The exhibition Dog Day Cabinet 2 at the Brussels art platform Le Clignoteur concentrates on how nature and culture relate to each other, in the sense that humans long for connection with nature but at the same time they ought to be afraid of nature and it’s destructive potential, climaxing on a personal level in the nature of death.

Exhibition Dog Day Cabinet 2
Artists Katrien De Blauwer, Giovanni Winne, Julie van der Vaart, David De Beyter, Bram Kinsbergen, Stanislas Lahaut, Sarah-Ann Cousein, Tine Guns, Caroline Lemaire, Danielle Luinge, Fia Cielen, Michel Vaerewijck, Patrice Deweer & Peter Waterschoot
Venue Le Clignoteur, Brussels
Installation images Sven Lambin

Dog Day Cabinet originated in the summer of 2015, as Michel Vaerewijck handed the keys of his artist gallery C41 in Antwerp to artist-curator Peter Waterschoot. It was the month of August, the month in which nothing much is going on; hot, lazy days called Dog Days. Peter stepped in this gap, and quite forcefully came up with a new concept combining photography with affiliated artists from other disciplines. After viewing this show, Le Clignoteur, (an art platform in Brussels led by Patrice Deweer and Delphine Navez) immediately offered their space for a second edition of Dog Day Cabinet in 2016.

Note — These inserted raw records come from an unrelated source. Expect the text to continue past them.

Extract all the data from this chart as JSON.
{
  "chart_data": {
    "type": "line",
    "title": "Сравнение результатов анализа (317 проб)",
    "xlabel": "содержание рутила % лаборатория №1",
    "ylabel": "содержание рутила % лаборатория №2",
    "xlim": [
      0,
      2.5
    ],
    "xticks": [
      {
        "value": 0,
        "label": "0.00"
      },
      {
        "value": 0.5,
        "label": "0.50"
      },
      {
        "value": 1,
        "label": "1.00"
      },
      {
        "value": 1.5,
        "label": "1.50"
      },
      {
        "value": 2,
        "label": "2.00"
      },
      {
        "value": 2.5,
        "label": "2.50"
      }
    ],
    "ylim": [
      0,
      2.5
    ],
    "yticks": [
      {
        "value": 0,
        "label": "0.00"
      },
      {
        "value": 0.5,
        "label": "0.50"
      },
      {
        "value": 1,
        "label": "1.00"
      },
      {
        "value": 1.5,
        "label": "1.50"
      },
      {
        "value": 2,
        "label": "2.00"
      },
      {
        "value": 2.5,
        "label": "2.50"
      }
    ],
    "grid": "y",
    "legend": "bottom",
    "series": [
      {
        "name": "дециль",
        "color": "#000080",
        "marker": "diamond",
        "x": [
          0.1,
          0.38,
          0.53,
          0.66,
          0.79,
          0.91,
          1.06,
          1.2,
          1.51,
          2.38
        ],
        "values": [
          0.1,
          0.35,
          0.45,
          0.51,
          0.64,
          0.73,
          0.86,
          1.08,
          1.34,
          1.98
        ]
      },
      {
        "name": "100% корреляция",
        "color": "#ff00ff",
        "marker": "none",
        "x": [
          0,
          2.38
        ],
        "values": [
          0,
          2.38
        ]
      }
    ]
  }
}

For Dog Day Cabinet 2 Patrice Deweer and Peter Waterschoot worked further on DDC core-topics, which is a sense of unease that blends perfectly with the artistic choices made. Dog Day Cabinet revolves around 5 core-topics. 1. the relationship of art history with contemporary art, 2. the ‘cabinet’ tradition of eclectic collections, 3. the role of aesthetics, 4. the desire to install an exhibition with  enhanced visitor-experience, as well as 5. focusing on the aspect of emotional layering in art.

Peter and Patrice chose the painting Wanderer über dem Nebelmeer by Caspar David Friedrich as startpoint, the perfect icon for a split attitude towards nature, where-in on the one hand we are driven by romantic feelings and a craving for nature, as on the other hand we are just as much and very much aware of how dependent we are of both comfort and safety.

The result of this course of thought is an exhibition which is meandering from tragic landscape up to ‘vanitas art’, with in the background a far humming of the perfect storm.